Sunday, February 28, 2010

Just a Thought

Monday is blog writing day. It's raining and the house is quiet. Heaven. Scrolling through topics without finding one that 'pops', I venture out between showers to walk the dog in the hope of finding inspiration. Sitting back down at my computer, all I can think about is food. Suddenly, a thought 'clocks' me right between the eyes. 'Write about that!' Yes. The power of thoughts. Pass the chocolate torte!

It's true, we follow the direction of our most dominate thoughts. In this case, my most dominate thought is food because I just exercised and it's nearly lunch time. One swift move over to Big Mama and it's remedied. (Big Mama is still doing a stella job keeping our vegetables crisp and our ice cream rock hard - BTW.)

If, for some reason things haven't worked out the way you expected, that's not to say they won't work out at all. The worst thing you can do is to allow negative thoughts to influence and dictate your decisions. Doubt is the biggest road block on the planet. A few episodes of Survivor and you're bound to see someone sowing little seeds of doubt into another player's mind, in the hope of unsettling them enough to gain the upper hand. I'm serious. Doubt and Fear are the insurgent twins. If you let them have free run of your mind, they'll leave you curled up in the foetal position (metaphorically speaking), firmly convinced you're a failure. Get up! You're not finished yet.

It's not a failure unless you concede defeat.

I once wrote a manuscript for a motivational book. It took an entire year of fitting in writing around raising two young children. It was the biggest project I'd undertaken and completed. It gave me a huge sense of satisfaction in finishing it but that's not where I saw it ending.
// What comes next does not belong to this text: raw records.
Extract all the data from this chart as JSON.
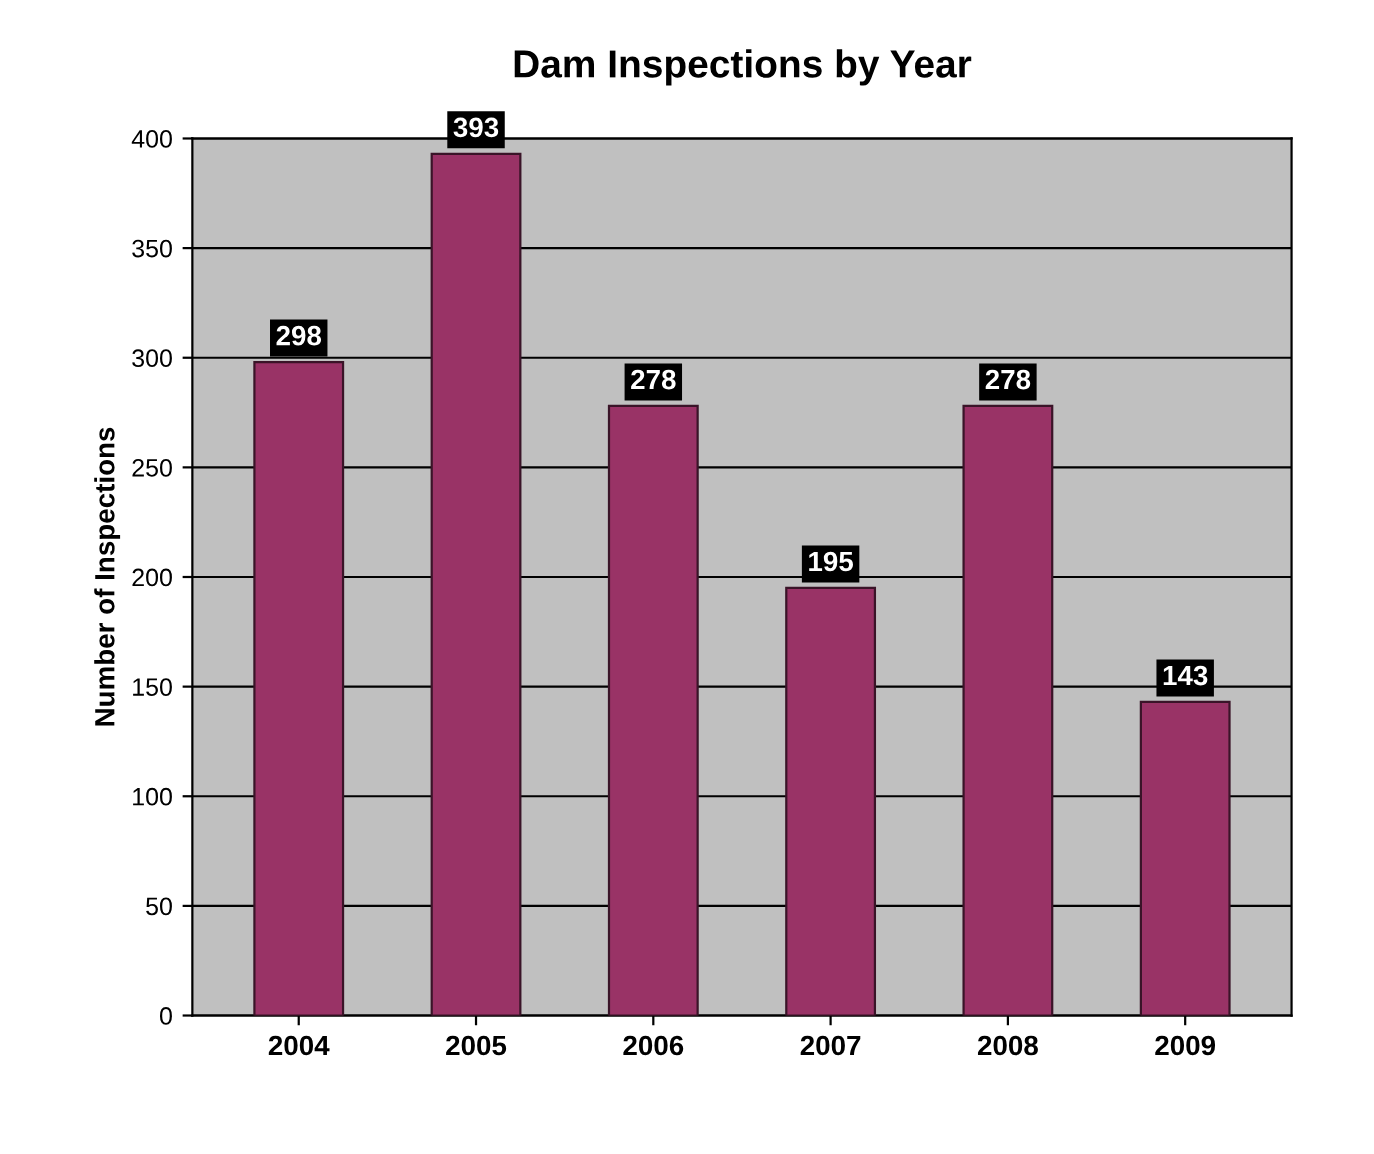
{
  "chart_data": {
    "type": "bar",
    "title": "Dam Inspections by Year",
    "ylabel": "Number of Inspections",
    "categories": [
      "2004",
      "2005",
      "2006",
      "2007",
      "2008",
      "2009"
    ],
    "values": [
      298,
      393,
      278,
      195,
      278,
      143
    ],
    "color": "#993366",
    "ylim": [
      0,
      400
    ],
    "yticks": [
      0,
      50,
      100,
      150,
      200,
      250,
      300,
      350,
      400
    ],
    "grid": "y",
    "data_labels": true
  }
}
I sent it away for appraisal and what came back was twelve pages of harsh and mostly unhelpful criticism. I read the scathing comments in three installments through tear-filled eyes, then dumped the whole manuscript in my desk drawer and forced myself to forget about it for two years. It seemed like a complete waste of my time.

We live and learn.

I thought that if I was determined enough it would happen. Nobody wanted that manuscript published more than me. What I didn't understand then, was that good things grow over time. Now, ten years later and ready to re-write the whole manuscript, I have a fresh excitement. It's a new era and I'm so glad I didn't try and force something to happen. That's not to say I stopped writing altogether. Taking the one, solid piece of good advice from the appraiser (minus all the emotion caused by his other comments), I pulled the manuscript out of the drawer in 2003 and selected nine quotes and made them into bookmarks. The light bulb moment that birthed a poem, that sparked the book, I made into fridge magnets.

A delay is okay.

During that development process I learned much about business, about life and about myself. All of that helped get me into a business course for mothers with a business idea, which empowered me to see it really could work. With a new support crew and a whole world of opportunity, new life has been breathed into a ten year old dream. So, where will your thoughts lead you? Is it possible, the best is yet to come? I think so!

copyright 2010 Philippa Vette

Sunday, February 21, 2010

Worth the Wait

When the delivery man knocked on my door, my heart leaped. "It's here, it's here!" I hollered, zig zagging through the house. Even a quick status update on Facebook announced to the world something thrilling was about to happen.

Gingerly, the delivery guy and his mate, sweat pulsating from every pore, manoeuvered our beauty up the steps and through the house setting her down to rest next to the pantry. What a sight! All 700 litres of Big Mama side by side refrigerator. I almost had a 'moment' but our bonding was crudely interrupted by a barrage of questions about our old and somewhat dysfunctional and much smaller, refigerator. I glanced over my shoulder to see the 'old girl' being wheeled away and asked myself how I felt about our fridge of fifteen years disappearing out the door and on to another life as a beer fridge. The answer caught me by surprise.

'Don't look back!' I immediately turned back to what was in front of me and a ripple of excitement ricocheted through my body. Big Mama was gorgeous. At over a metre wide, adorned in shiny stainless steel, she was possibly big enough to fit the whole family on a really hot summer's day.

One thing was for sure, no more manual defrost, chipping away ice and letting the kids hurl chunks of it over the balcony, while the dog darted across to each piece to taste-lick it in case it contained anything that resembled food. I'd have to come up with a new pass-time.

With one good decision, a wad of cash and an on-time delivery my life just got a little bit easier. Not only was there room to store all our cold food groceries but I could save money by buying meat in bulk and pre-make entire meals for when I was home late. That sound you hear, is my frustration level plumeting.

Big Mama has taught me that there is no value in clinging onto old things simply because they are familar, whether it be a job, negative relationship or destructive old habits. It's time to turn around and look at what is in front of us, embrace it and move on into something better. No more mourning over the past, it only makes us set up residence back there and cause us to miss the joy of today and the hope and excitement of what tomorrow may bring. And it just goes to show that in this frantic, drive thru-paced life, some things are definitely worth the wait.